Crisi del 1893-94... CRISI BANCARIA E CORSO FORZOZO (1894) La legge del 1893 non ebbe effetti immediati rispetto alla ripresa dell’economia che viveva una profonda crisi generale, sociale e finanziaria. Nel 1894, come si è detto, fallirono le due istituzioni bancarie più prestigiose d’Italia, il CREDITO MOBILIARE e la BANCA GENERALE. La crisi investì anche le casse di risparmio e le banche popolari e la Banca d’Italia dovette intervenire immediatamente per evitare il crollo dell’intero sistema bancario sollecitando l’autorizzazione del governo ad un aumento straordinario della circolazione di carta moneta dato che le banche di emissione avevano già raggiunto il limite massimo previsto dalla legge del 1893. Un decreto del 23 gennaio 1894 del ministro delle finanze Sidney Sonnino autorizzò una temporanea emissione straordinaria di biglietti per consentire anticipazioni alle casse di risparmio e alle altre banche in difficoltà. Sonnino, sempre nel 1894, decretò il CORSO FORZOSO dei biglietti di banca mai più sostanzialmente revocato da allora.

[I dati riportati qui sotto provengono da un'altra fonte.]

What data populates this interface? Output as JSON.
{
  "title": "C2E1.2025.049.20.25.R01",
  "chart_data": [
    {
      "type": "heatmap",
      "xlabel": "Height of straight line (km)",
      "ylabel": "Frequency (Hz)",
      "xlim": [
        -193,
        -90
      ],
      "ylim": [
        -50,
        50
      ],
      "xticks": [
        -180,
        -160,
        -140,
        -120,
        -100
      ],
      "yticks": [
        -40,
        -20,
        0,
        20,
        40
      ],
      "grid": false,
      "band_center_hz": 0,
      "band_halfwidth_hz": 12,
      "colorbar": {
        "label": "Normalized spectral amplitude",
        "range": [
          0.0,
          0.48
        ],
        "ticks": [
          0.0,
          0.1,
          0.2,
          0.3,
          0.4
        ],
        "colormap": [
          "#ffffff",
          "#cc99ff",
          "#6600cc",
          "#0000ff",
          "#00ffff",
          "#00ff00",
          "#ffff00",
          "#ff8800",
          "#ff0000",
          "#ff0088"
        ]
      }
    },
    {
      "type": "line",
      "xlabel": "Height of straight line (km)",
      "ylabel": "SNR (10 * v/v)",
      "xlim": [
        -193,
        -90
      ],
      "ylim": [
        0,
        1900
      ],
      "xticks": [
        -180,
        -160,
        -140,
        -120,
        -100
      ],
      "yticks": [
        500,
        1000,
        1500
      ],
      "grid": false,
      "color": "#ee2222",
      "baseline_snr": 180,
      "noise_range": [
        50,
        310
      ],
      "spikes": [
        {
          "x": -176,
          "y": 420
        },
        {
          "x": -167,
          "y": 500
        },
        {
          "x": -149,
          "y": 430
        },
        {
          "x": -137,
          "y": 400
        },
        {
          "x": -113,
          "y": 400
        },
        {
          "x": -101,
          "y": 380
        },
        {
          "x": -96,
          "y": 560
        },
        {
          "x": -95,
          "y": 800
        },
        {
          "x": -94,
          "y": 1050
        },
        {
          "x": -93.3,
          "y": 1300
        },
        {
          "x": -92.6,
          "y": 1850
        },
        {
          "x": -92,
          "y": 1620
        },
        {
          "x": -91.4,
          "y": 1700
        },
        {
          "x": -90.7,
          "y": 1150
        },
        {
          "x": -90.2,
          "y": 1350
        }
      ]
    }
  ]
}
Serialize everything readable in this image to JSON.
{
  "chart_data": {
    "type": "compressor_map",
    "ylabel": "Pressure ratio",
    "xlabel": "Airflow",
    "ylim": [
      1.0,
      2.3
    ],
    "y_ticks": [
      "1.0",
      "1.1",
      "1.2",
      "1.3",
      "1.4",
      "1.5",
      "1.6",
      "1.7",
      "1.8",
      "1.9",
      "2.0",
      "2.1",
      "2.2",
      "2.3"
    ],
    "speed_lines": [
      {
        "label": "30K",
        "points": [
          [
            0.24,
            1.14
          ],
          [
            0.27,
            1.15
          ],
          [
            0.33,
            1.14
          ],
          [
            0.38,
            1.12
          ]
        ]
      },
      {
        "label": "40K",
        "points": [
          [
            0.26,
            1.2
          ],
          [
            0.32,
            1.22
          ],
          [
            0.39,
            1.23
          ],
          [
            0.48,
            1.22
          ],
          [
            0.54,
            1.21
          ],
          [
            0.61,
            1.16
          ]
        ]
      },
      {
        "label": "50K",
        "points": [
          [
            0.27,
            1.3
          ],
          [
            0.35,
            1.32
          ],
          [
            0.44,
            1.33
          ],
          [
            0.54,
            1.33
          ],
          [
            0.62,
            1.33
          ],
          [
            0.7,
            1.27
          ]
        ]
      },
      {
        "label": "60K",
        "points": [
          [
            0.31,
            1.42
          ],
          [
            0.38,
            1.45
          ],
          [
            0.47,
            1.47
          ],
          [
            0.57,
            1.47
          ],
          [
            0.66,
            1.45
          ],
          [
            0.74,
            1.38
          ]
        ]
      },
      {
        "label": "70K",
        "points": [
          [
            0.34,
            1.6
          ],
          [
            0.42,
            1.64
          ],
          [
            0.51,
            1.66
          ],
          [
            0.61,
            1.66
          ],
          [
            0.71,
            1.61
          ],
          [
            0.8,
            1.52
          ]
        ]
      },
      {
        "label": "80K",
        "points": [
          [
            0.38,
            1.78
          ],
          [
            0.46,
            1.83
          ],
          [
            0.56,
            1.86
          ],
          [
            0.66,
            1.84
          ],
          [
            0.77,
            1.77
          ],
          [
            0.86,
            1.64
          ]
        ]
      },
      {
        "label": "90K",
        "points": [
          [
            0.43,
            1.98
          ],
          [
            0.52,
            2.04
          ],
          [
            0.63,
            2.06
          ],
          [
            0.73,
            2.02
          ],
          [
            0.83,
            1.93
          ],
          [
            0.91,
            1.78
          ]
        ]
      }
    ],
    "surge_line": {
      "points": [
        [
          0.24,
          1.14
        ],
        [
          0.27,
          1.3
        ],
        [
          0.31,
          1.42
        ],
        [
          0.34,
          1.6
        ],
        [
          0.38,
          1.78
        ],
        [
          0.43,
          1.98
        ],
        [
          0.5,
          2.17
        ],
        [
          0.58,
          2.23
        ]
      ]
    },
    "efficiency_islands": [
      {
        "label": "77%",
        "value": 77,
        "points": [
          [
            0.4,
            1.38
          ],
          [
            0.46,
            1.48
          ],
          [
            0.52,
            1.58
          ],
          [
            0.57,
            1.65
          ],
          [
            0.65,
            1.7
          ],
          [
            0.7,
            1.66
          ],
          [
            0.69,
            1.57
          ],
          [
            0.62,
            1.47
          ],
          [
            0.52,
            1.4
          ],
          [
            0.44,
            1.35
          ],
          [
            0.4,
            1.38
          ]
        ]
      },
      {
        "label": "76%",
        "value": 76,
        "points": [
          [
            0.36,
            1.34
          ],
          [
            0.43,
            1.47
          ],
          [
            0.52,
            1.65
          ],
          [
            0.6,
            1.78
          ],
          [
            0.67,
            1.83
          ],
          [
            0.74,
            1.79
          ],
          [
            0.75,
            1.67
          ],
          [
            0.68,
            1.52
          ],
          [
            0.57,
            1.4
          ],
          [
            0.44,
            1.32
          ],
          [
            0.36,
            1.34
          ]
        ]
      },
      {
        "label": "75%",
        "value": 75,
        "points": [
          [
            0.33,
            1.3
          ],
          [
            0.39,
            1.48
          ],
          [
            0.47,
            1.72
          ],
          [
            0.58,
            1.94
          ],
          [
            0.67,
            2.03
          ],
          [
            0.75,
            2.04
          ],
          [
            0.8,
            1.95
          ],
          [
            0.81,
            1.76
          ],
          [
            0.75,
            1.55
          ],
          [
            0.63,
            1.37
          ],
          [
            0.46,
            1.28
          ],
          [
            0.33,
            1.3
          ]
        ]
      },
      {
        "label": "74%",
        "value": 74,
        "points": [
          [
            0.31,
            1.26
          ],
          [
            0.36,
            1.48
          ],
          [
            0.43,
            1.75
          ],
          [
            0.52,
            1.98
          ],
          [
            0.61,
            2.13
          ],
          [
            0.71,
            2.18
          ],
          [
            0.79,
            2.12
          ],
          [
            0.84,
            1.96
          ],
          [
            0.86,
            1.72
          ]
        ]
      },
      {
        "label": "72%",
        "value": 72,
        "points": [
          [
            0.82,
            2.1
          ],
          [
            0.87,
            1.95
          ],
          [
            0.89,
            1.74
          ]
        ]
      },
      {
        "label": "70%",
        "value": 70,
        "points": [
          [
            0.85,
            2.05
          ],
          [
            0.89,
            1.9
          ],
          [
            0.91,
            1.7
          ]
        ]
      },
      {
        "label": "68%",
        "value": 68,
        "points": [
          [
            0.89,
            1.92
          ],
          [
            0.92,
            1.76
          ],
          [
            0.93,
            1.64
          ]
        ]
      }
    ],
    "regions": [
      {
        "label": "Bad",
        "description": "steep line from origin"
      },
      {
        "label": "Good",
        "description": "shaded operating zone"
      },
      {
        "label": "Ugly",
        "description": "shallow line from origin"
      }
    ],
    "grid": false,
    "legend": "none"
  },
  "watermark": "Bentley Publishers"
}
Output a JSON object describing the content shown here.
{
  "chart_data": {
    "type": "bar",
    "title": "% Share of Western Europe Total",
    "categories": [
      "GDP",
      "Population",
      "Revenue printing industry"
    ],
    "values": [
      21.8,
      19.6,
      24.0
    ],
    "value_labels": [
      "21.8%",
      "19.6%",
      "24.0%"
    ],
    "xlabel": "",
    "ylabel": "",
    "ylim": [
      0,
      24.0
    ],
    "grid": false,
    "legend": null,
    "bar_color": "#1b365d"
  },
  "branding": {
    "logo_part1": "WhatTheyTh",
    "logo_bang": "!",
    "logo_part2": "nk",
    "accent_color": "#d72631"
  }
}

...tra il 1894 e il 1914 • LA BANCA MISTA: • BANCO DI ROMA (1880 e 1905-06) • COMIT (1894) • CREDIT (1895) • SOCIETA’ BANCARIA ITALIANA (SBI) (1898)
...dalla nascita della banca mista alla I g.m. Superata la crisi del 1893-94, con il risanamento anche delle banche di emissione, il settore bancario italiano vide la nascita di nuove grandi banche ispirate alle grandi banche miste di tipo tedesco. Si trattava della BANCA COMMERCIALE ITALIANA (1894); del CREDITO ITALIANO (1895); della SOCIETA’ BANCARIA ITALIANA (1896); del BANCO DI ROMA (1880/1905-06). Le due ultime si connotano come gli anelli deboli delle banche miste. In Italia, come in Germania, questo tipo di banche andava a supplire ad un prerequisito mancante, cioè un capitalismo privato in grado di addossarsi il rischio dell’investimento industriale. La banca mista si poneva dunque come “fattore sostitutivo”, come canale di raccolta del risparmio diffuso per convogliarlo verso investimenti industriali. Queste 4 banche arrivarono a rappresentare il 57% dell’attivo di bilancio di tutte le società ordinarie di credito, nel 1906.